– Дик. Я поговорю с Джил – так зовут мою подругу, его приёмную мать. Я уверена, что она не будет возражать.
После разговора у Дианы будто камень упал с сердца, и она договорилась с Джил, что даст её адрес Шону (будто он уже его не имел), и они встретятся у неё. Джил, Сэм и Шон договорились между собой, как себя вести с Дианой, когда он придёт к Джил якобы впервые.
Встреча Шона и Дианы произошла вечером у кроватки Дика. Все решили, что это будет гарантией умиротворённости встречи. Так и случилось. Мальчонка уже спал, и решили его не будить. Сначала все четверо, Сэм с Джил и Шон с Дианой, стояли вместе и любовались спящим ребёнком. Диана и Шон шёпотом, чтобы его не разбудить, стали переговариваться, каждый про себя восторгаясь и недоумевая, что они, по сути чужие люди, оказались так близки с помощью этого очаровательного человечка. Убедившись, что Шон и Диана сближаются с каждым словом, Джил и Сэм вышли из комнаты.
Когда Диана вновь стала виниться перед Шоном и встала перед ним на колени, он тоже опустился на колени перед ней и обнял.

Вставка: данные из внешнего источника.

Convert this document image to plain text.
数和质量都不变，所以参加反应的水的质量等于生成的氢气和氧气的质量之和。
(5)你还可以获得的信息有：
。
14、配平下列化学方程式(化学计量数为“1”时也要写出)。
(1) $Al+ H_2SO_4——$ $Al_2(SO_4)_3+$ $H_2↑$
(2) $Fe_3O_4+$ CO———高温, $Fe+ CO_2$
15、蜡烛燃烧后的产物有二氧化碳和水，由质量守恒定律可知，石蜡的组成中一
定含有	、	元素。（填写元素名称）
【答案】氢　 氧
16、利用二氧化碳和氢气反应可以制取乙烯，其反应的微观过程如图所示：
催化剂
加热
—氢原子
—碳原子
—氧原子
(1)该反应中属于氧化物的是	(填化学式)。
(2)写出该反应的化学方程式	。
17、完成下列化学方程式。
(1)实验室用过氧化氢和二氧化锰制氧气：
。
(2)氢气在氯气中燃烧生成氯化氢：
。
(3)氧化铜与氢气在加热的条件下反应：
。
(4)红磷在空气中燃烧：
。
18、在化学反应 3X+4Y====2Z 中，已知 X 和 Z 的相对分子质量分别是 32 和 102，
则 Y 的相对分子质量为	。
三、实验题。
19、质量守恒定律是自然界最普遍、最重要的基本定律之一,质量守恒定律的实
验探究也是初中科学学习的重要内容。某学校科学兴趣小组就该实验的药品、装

Пол был паркетный и их колени быстро заболели. Диана улыбнулась сквозь слёзы на предложение Шона пожалеть колени и они, не разнимая объятий, поднялись, опираясь друг на друга. Эта взаимная опора предстала обоим символом их возможных будущих отношений. Шон вытер слёзы со щёк Дианы, не переставая повторять про себя одну фразу, которая казалась ему непостижимой: "Это мать моего ребёнка!". Диана счастливо улыбалась, смотря Шону в глаза, и тоже повторяла про себя непостижимую для неё фразу: "Это отец моего ребёнка!" Губы родителей сблизились и сомкнулись в первом поцелуе, за которым бушевала их история. Похоть нахлынула на отца и мать. Диана радостно отдавала себя рукам Шона, радуясь тому, что в ней не возникает былой рефлекторной реакции отстранения на любое прикосновение мужчины.
– Давай не будем развращать нашего сына, – предложил Шон, – пойдём в другую комнату.

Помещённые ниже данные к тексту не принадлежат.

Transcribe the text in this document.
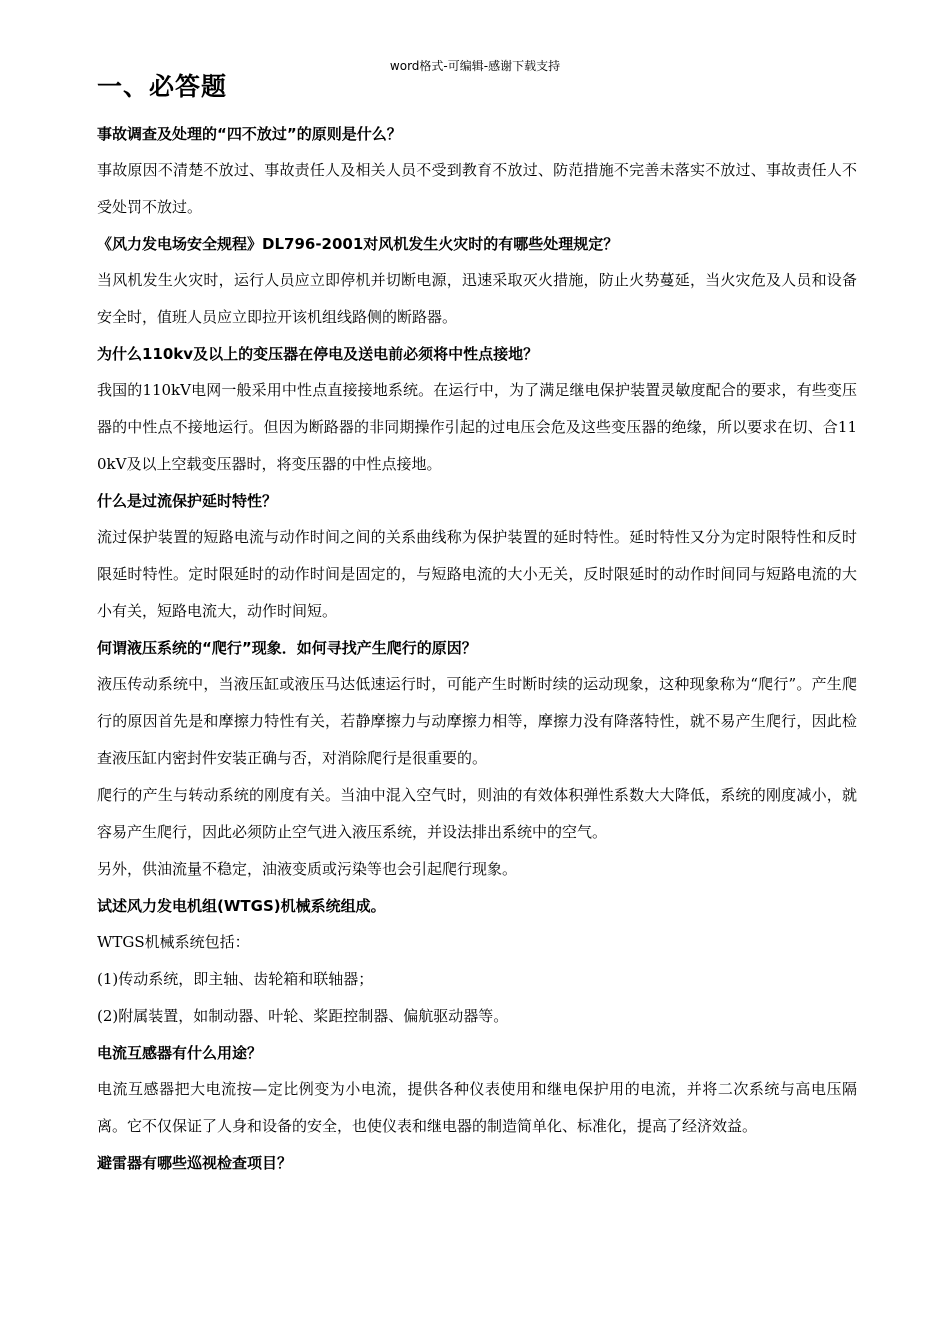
word格式-可编辑-感谢下载支持
一、必答题
事故调查及处理的“四不放过”的原则是什么？
事故原因不清楚不放过、事故责任人及相关人员不受到教育不放过、防范措施不完善未落实不放过、事故责任人不受处罚不放过。
《风力发电场安全规程》DL796-2001对风机发生火灾时的有哪些处理规定？
当风机发生火灾时，运行人员应立即停机并切断电源，迅速采取灭火措施，防止火势蔓延，当火灾危及人员和设备安全时，值班人员应立即拉开该机组线路侧的断路器。
为什么110kv及以上的变压器在停电及送电前必须将中性点接地？
我国的110kV电网一般采用中性点直接接地系统。在运行中，为了满足继电保护装置灵敏度配合的要求，有些变压器的中性点不接地运行。但因为断路器的非同期操作引起的过电压会危及这些变压器的绝缘，所以要求在切、合110kV及以上空载变压器时，将变压器的中性点接地。
什么是过流保护延时特性？
流过保护装置的短路电流与动作时间之间的关系曲线称为保护装置的延时特性。延时特性又分为定时限特性和反时限延时特性。定时限延时的动作时间是固定的，与短路电流的大小无关，反时限延时的动作时间同与短路电流的大小有关，短路电流大，动作时间短。
何谓液压系统的“爬行”现象．如何寻找产生爬行的原因？
液压传动系统中，当液压缸或液压马达低速运行时，可能产生时断时续的运动现象，这种现象称为“爬行”。产生爬行的原因首先是和摩擦力特性有关，若静摩擦力与动摩擦力相等，摩擦力没有降落特性，就不易产生爬行，因此检查液压缸内密封件安装正确与否，对消除爬行是很重要的。
爬行的产生与转动系统的刚度有关。当油中混入空气时，则油的有效体积弹性系数大大降低，系统的刚度减小，就容易产生爬行，因此必须防止空气进入液压系统，并设法排出系统中的空气。
另外，供油流量不稳定，油液变质或污染等也会引起爬行现象。
试述风力发电机组(WTGS)机械系统组成。
WTGS机械系统包括：
(1)传动系统，即主轴、齿轮箱和联轴器；
(2)附属装置，如制动器、叶轮、桨距控制器、偏航驱动器等。
电流互感器有什么用途？
电流互感器把大电流按—定比例变为小电流，提供各种仪表使用和继电保护用的电流，并将二次系统与高电压隔离。它不仅保证了人身和设备的安全，也使仪表和继电器的制造简单化、标准化，提高了经济效益。
避雷器有哪些巡视检查项目？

– Хорошо, – улыбнувшись, подчинилась она Шону.
Они вышли в гостиную, а там на большом диване полным ходом совокуплялись Джил и Сэм. Диану это не удивило, она забеспокоилась, как на это среагирует Шон.

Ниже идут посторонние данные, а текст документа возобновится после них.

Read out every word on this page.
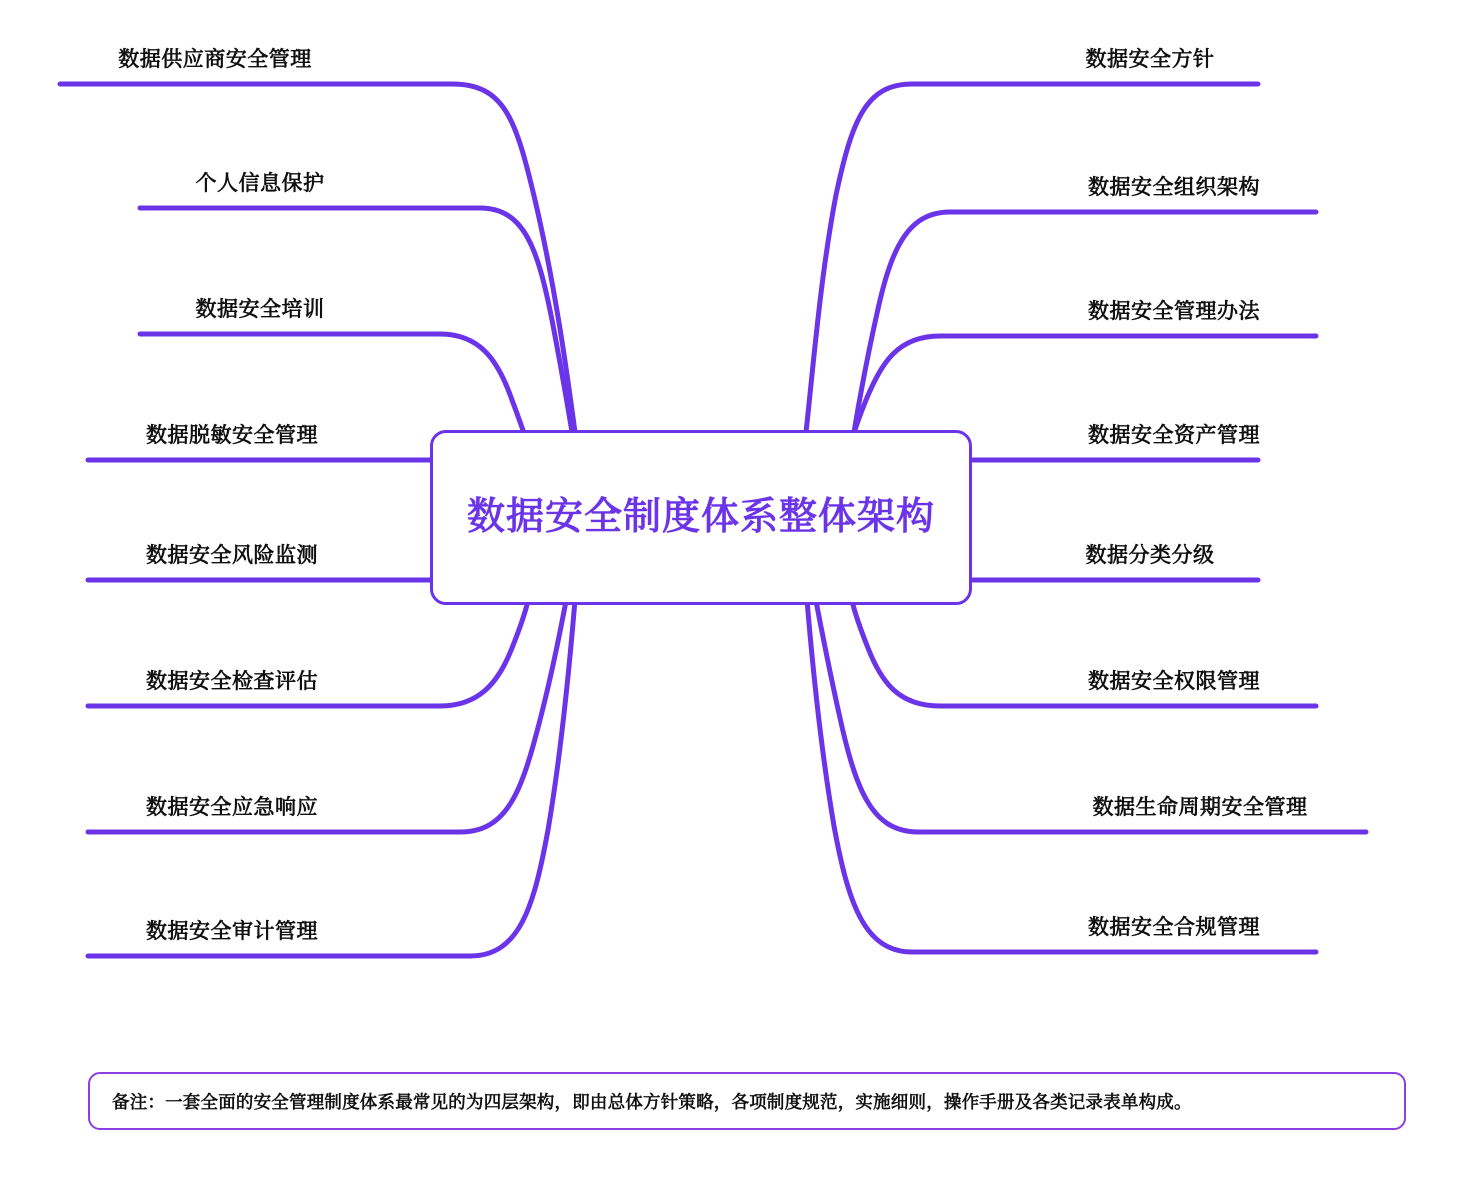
数据供应商安全管理
个人信息保护
数据安全培训
数据脱敏安全管理
数据安全风险监测
数据安全检查评估
数据安全应急响应
数据安全审计管理
数据安全方针
数据安全组织架构
数据安全管理办法
数据安全资产管理
数据分类分级
数据安全权限管理
数据生命周期安全管理
数据安全合规管理
数据安全制度体系整体架构
备注：一套全面的安全管理制度体系最常见的为四层架构，即由总体方针策略，各项制度规范，实施细则，操作手册及各类记录表单构成。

– Не обращайте на нас внимания, – сказала им Джил, – вы можете идти в спальню на втором этаже, а если хотите, можете остаться здесь, второй диван свободен.
Шон и Диана вопросительно посмотрели друг на друга, мол, что теперь делать будем, но Шон не стал долго размышлять.
– Этот диван ближе, чем спальня, а я не хочу откладывать нашу любовь ни на секунду.
– Хорошо, – также послушно сказала Диана, удивляясь себе.
Они быстро скинули с себя одежду, и Диана снова опустилась на колени и на этот раз взяла в рот уже любимый головастый хуй. Когда она привела его в жадно-готовое состояние, Шон вытащил презерватив и подал его Диане со словами:
– Нам ещё рано заводить второго ребёнка.
Диана улыбнулась:
– У меня вчера кончился период – мы можем наслаждаться без препятствий.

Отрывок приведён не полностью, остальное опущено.